Denali Therapeutics announced plans to offer $250 million in common stock through an underwritten public offering. The company will also provide underwriters a 30-day option to purchase an additional 15% of the shares. This offering is subject to market conditions and other factors. Goldman Sachs, J.P. Morgan, and Jefferies are the joint book-running managers for the offering. The shares will be offered under Registration Statement Form S-3, with terms to be finalized in a subsequent prospectus supplement.
Denali Therapeutics and Biogen have initiated the global Phase 3 LIGHTHOUSE study to assess the efficacy and safety of BIIB122 (DNL151), a small molecule inhibitor targeting LRRK2 mutations in Parkinson's disease. With around 400 participants, the trial will last up to 180 weeks and primarily measure the time to confirmed worsening of symptoms via the MDS-UPDRS scale. This landmark trial aims to test the genetic hypothesis of LRRK2's role in Parkinson's and could provide significant insights into treating this neurodegenerative disease.
Denali Therapeutics announced promising interim results from its Phase 1/2 trial of DNL310 for Hunter syndrome. The data shows sustained normalization of CSF heparan sulfate levels and improvements in biomarkers of lysosomal function over a year. Most participants reported stabilization or improvement in symptoms. With a safety profile comparable to standard care after up to 85 weeks of treatment, Denali is actively enrolling patients for the Phase 2/3 COMPASS study. The trial aims to further demonstrate DNL310's efficacy and its potential to treat cognitive and behavioral symptoms associated with Hunter syndrome.
Denali Therapeutics Inc. (NASDAQ: DNLI) reported its second quarter 2022 financial results, showing a net loss of $58.8 million, a slight improvement from a $60.7 million loss in Q2 2021. Collaboration revenue surged to $52.5 million, up from $22.9 million, mainly due to significant milestones from ongoing clinical developments. Denali's portfolio includes three BBB Transport Vehicle programs and seven overall in clinical trials. Their ongoing clinical studies in ALS and other neurodegenerative diseases are progressing, with upcoming data presentations expected in late 2022.

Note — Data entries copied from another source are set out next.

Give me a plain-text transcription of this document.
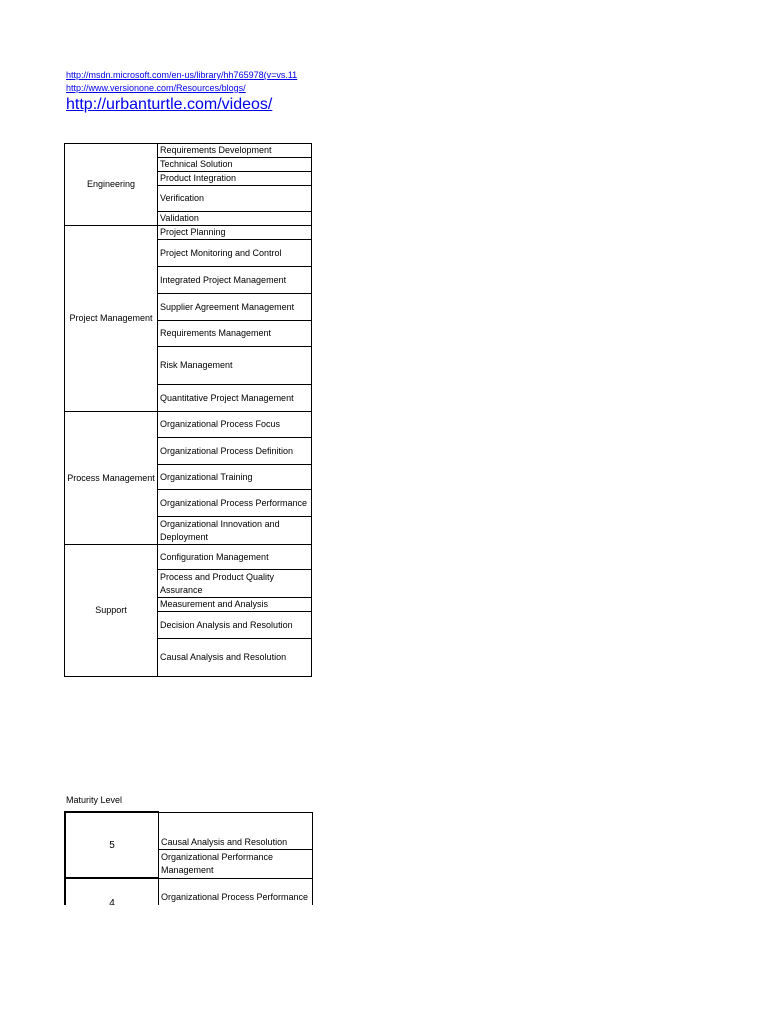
http://msdn.microsoft.com/en-us/library/hh765978(v=vs.11
http://www.versionone.com/Resources/blogs/
http://urbanturtle.com/videos/
Engineering	Requirements Development
	Technical Solution
	Product Integration
	Verification
	Validation
Project Management	Project Planning
	Project Monitoring and Control
	Integrated Project Management
	Supplier Agreement Management
	Requirements Management
	Risk Management
	Quantitative Project Management
Process Management	Organizational Process Focus
	Organizational Process Definition
	Organizational Training
	Organizational Process Performance
	Organizational Innovation and Deployment
Support	Configuration Management
	Process and Product Quality Assurance
	Measurement and Analysis
	Decision Analysis and Resolution
	Causal Analysis and Resolution
Maturity Level
5	Causal Analysis and Resolution
	Organizational Performance Management
4	Organizational Process Performance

Denali Therapeutics (NASDAQ: DNLI) and Biogen have initiated the global Phase 2b LUMA study evaluating BIIB122 for early-stage Parkinson’s disease. The study aims to enroll about 640 participants aged 30 to 80 and assesses the drug's efficacy compared to a placebo. The primary endpoint focuses on changes in movement disorder scales. BIIB122 is a novel LRRK2 inhibitor, targeting a critical biological pathway in Parkinson’s disease, which affects millions worldwide. The collaboration marks a significant milestone in developing potential treatments for this condition.

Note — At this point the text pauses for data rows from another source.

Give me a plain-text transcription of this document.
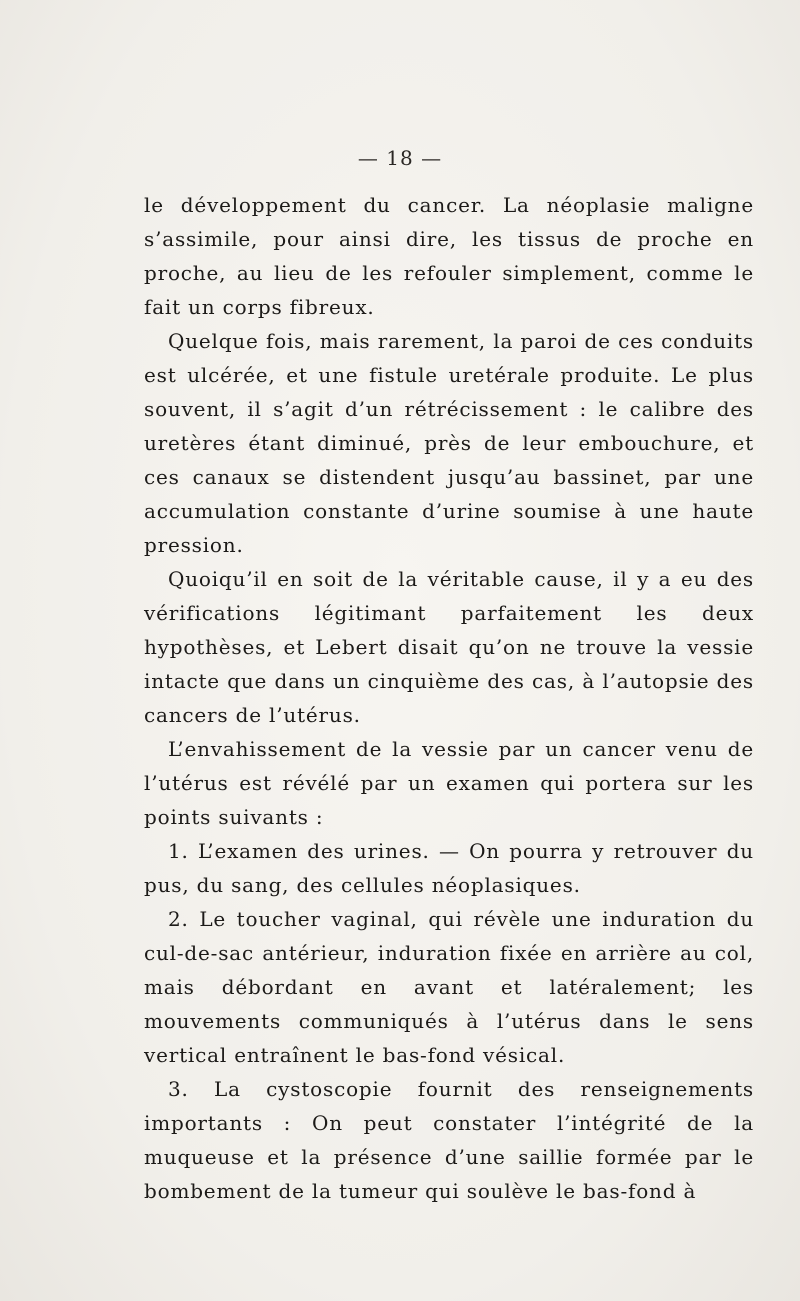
— 18 —

le développement du cancer. La néoplasie maligne s’assimile, pour ainsi dire, les tissus de proche en proche, au lieu de les refouler simplement, comme le fait un corps fibreux.

Quelque fois, mais rarement, la paroi de ces conduits est ulcérée, et une fistule uretérale produite. Le plus souvent, il s’agit d’un rétrécissement : le calibre des uretères étant diminué, près de leur embouchure, et ces canaux se distendent jusqu’au bassinet, par une accumulation constante d’urine soumise à une haute pression.

Quoiqu’il en soit de la véritable cause, il y a eu des vérifications légitimant parfaitement les deux hypothèses, et Lebert disait qu’on ne trouve la vessie intacte que dans un cinquième des cas, à l’autopsie des cancers de l’utérus.

L’envahissement de la vessie par un cancer venu de l’utérus est révélé par un examen qui portera sur les points suivants :

1. L’examen des urines. — On pourra y retrouver du pus, du sang, des cellules néoplasiques.

2. Le toucher vaginal, qui révèle une induration du cul-de-sac antérieur, induration fixée en arrière au col, mais débordant en avant et latéralement; les mouvements communiqués à l’utérus dans le sens vertical entraînent le bas-fond vésical.

3. La cystoscopie fournit des renseignements importants : On peut constater l’intégrité de la muqueuse et la présence d’une saillie formée par le bombement de la tumeur qui soulève le bas-fond à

Denali Therapeutics Inc. (Nasdaq: DNLI) reported its Q1 2022 financial results, with a net loss of $65.2 million, down from $70.0 million in Q1 2021. Collaboration revenue surged to $42.1 million, primarily due to partnerships with Takeda and Biogen. Denali is progressing with its drug candidates, including DNL593 for frontotemporal dementia and DNL310 for Hunter syndrome, with significant study advancements. However, the company faces challenges including a formal clinical hold from the FDA on DNL919, which may delay future studies.